In my restlessness and depression, I’ve been turning to my stacks of books, searching for something to save me or at least anchor my thoughts away from what makes me feel helpless.
That is how I came across the work of Byung-Chul Han, whose philosophical reflections on the erosion of the Other resonate deeply with what I see wrong with the world and our cultural values today.
Han argues that contemporary life is shaped by a culture of positivity: affirmation, sameness, endless availability, performance, and consumption.
In such a world, the encounter with the Other—the unfamiliar, the mysterious, the transformative—erodes. Social media creates echo chambers. Consumption offers endless choices, but only within the logic of the market. Technology makes everything instantly available, stripping away distance and mystery. What is left is a smooth, consumable sameness beneath the surface of which many people are depressed and unhappy.
According to Han, genuine desire only flourishes when there is distance and difference. It is not nourished by abundance, ease, or instant gratification, but by tension, delay, and the unknown. This is important because without distance, desire collapses into boredom and life itself becomes flat.
The gap between ourselves and what we long for is not an obstacle but the very condition necessary for meaning. It is within this space of waiting and uncertainty that imagination, depth, and transformation arise. When everything is made immediately accessible, the Other disappears into sameness, and with it the possibility of real encounter. Desire’s vitality depends on what resists us, what remains mysterious, and what cannot be consumed at once.
Genuine desire fulfilled deepens us. When fulfilled poorly, it disappears into the void of sameness. However, fulfillment isn’t the end goal of genuine desire. Genuine desire for Han isn’t about possession—it’s about remaining in relation to otherness. We know when a genuine desire has been fulfilled because there is a profound encounter—an experience of depth, intimacy, or meaning that changes us. This is where fulfillment is not just consumption, but revelation.
In our current culture of positivity and availability, that distance is being erased, and when everything is made immediate, consumable, and familiar, desire weakens into boredom, depression, and compulsive consumption — trying to fill a gap that never gets filled.

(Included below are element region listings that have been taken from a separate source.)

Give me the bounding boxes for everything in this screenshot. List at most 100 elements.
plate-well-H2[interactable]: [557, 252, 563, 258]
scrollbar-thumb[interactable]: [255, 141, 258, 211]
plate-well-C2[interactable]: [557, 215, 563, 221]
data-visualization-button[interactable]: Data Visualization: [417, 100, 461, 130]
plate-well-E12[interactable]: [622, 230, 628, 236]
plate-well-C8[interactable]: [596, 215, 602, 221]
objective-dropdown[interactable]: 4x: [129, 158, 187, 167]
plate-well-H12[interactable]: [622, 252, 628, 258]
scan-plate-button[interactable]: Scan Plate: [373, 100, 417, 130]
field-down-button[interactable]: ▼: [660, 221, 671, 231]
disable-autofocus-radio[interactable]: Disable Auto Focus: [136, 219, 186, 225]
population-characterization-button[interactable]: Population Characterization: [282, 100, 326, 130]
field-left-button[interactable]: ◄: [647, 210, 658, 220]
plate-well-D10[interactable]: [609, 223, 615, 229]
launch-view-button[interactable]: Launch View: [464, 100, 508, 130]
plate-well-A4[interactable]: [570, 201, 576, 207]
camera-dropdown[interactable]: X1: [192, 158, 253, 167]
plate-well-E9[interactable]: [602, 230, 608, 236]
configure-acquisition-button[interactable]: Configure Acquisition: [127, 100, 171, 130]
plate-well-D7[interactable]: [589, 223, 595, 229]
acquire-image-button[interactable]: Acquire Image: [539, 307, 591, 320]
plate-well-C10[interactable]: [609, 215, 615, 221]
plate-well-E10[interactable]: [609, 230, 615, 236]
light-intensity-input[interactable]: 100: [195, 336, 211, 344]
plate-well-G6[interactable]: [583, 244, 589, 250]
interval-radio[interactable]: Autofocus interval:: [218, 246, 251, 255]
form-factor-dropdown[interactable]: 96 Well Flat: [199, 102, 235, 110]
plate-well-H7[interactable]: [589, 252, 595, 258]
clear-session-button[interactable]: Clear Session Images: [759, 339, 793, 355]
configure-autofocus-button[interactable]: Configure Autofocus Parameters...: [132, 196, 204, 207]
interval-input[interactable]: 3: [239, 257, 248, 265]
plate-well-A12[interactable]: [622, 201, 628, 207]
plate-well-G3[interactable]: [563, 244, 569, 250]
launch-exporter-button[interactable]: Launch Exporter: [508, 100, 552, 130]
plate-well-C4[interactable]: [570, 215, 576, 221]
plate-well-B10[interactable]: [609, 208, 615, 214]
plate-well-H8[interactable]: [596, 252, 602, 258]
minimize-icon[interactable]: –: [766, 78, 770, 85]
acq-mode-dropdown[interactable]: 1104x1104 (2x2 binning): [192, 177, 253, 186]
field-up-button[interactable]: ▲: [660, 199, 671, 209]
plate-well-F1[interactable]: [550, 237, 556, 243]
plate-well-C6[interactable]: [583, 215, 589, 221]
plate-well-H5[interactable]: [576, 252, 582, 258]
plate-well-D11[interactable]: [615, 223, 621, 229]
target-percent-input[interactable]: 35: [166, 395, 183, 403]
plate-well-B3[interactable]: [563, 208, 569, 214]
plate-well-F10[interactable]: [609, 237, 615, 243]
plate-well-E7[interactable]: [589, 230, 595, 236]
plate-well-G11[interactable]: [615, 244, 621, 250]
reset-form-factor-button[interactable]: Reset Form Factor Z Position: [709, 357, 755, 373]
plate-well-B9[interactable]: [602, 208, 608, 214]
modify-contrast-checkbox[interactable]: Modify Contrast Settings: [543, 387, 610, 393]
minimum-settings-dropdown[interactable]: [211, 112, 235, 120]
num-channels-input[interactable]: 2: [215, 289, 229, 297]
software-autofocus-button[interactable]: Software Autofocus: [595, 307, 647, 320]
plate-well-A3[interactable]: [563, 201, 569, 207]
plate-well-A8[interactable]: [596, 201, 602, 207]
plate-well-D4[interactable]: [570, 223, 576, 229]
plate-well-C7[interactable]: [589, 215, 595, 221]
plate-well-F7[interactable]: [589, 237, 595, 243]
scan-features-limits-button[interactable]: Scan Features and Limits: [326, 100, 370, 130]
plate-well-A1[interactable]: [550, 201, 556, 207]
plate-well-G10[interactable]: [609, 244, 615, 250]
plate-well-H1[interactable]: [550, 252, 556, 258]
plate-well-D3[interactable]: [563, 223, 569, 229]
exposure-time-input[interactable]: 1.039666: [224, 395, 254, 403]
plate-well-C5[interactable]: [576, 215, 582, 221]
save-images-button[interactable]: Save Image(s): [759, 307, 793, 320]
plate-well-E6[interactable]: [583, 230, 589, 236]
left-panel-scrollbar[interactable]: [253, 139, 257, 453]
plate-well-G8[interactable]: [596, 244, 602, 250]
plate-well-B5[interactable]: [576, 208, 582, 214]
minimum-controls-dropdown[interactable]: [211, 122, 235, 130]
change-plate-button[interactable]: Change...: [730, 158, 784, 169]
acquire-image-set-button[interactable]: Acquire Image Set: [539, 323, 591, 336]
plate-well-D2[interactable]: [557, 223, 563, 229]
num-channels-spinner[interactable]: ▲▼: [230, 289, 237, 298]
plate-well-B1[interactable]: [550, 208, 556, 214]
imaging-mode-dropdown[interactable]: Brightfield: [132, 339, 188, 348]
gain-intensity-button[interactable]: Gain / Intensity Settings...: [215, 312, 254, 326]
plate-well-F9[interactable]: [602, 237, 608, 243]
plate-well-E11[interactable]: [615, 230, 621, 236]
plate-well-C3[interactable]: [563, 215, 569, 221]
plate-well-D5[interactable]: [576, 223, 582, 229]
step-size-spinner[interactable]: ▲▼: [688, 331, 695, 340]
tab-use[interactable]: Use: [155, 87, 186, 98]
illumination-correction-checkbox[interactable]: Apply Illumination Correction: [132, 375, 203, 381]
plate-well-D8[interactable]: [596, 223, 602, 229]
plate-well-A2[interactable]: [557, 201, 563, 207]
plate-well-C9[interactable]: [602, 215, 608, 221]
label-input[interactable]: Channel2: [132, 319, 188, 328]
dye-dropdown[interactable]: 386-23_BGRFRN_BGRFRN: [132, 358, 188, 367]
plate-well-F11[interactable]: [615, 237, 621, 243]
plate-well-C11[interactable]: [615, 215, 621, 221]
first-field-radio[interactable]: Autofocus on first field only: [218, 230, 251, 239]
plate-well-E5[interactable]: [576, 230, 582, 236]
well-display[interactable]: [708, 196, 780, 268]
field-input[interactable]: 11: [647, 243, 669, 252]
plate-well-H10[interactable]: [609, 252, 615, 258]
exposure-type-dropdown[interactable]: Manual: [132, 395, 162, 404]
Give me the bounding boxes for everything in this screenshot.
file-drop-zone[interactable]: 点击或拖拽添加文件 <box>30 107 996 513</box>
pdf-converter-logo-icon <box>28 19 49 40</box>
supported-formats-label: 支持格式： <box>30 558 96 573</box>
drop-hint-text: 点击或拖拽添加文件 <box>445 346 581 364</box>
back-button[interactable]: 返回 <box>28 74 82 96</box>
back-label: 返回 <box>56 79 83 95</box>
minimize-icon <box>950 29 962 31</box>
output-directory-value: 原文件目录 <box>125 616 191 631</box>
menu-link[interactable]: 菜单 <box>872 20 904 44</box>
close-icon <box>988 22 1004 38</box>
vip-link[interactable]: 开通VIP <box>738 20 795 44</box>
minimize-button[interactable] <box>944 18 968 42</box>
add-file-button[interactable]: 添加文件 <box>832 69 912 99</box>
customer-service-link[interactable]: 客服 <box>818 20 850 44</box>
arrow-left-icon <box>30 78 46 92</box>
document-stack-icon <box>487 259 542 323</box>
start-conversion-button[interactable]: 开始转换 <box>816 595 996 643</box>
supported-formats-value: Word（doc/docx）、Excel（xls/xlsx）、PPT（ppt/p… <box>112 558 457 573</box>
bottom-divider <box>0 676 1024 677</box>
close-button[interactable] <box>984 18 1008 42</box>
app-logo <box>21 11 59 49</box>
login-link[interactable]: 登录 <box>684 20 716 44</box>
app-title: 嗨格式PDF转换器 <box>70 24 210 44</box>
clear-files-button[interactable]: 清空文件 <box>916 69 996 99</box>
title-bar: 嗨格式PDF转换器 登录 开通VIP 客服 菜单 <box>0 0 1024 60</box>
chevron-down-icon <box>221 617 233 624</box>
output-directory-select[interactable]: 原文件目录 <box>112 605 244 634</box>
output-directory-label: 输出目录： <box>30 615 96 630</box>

Therefore, true meaning requires a gap — something that interrupts us, challenges us, or resists us. That could be another person in their radical difference, the wildness of nature, or art that doesn’t yield to easy interpretation. Without this encounter with the “Other,” we end up having only surface-level experiences and life collapses into narcissistic self-reference, where we see only our own reflection.
In this sense, the Other is essential for freedom, love, and real experience.
As an antidote, Han calls for a return to negativity—not in the sense of despair, but as space for silence, distance, contemplation, mystery, and genuine encounter. This means choosing rituals and slowness over efficiency, true conversation over endless self-exposure, and art that opens us to mystery rather than confirming what we already know.
There is no doubt that the violence, injustice, and superficiality of our time often produce despair or numbness. Han’s philosophical framework suggests that what feels unbearable—our sense of distance from justice, peace, or a better future—can also be a source of vitality. Desire for a different world keeps us engaged. The gap between what is and what could be becomes the ground for meaning and transformation.
When I reflect on my own personal practice, I realise that it is the way I maintain my relationship with the Other. There has always been this part of me that I’ve never fully understood – this need in me to seek contrast, distance, dig into the unknown in order to know myself. Now I understand what that part of me is – a counterbalance.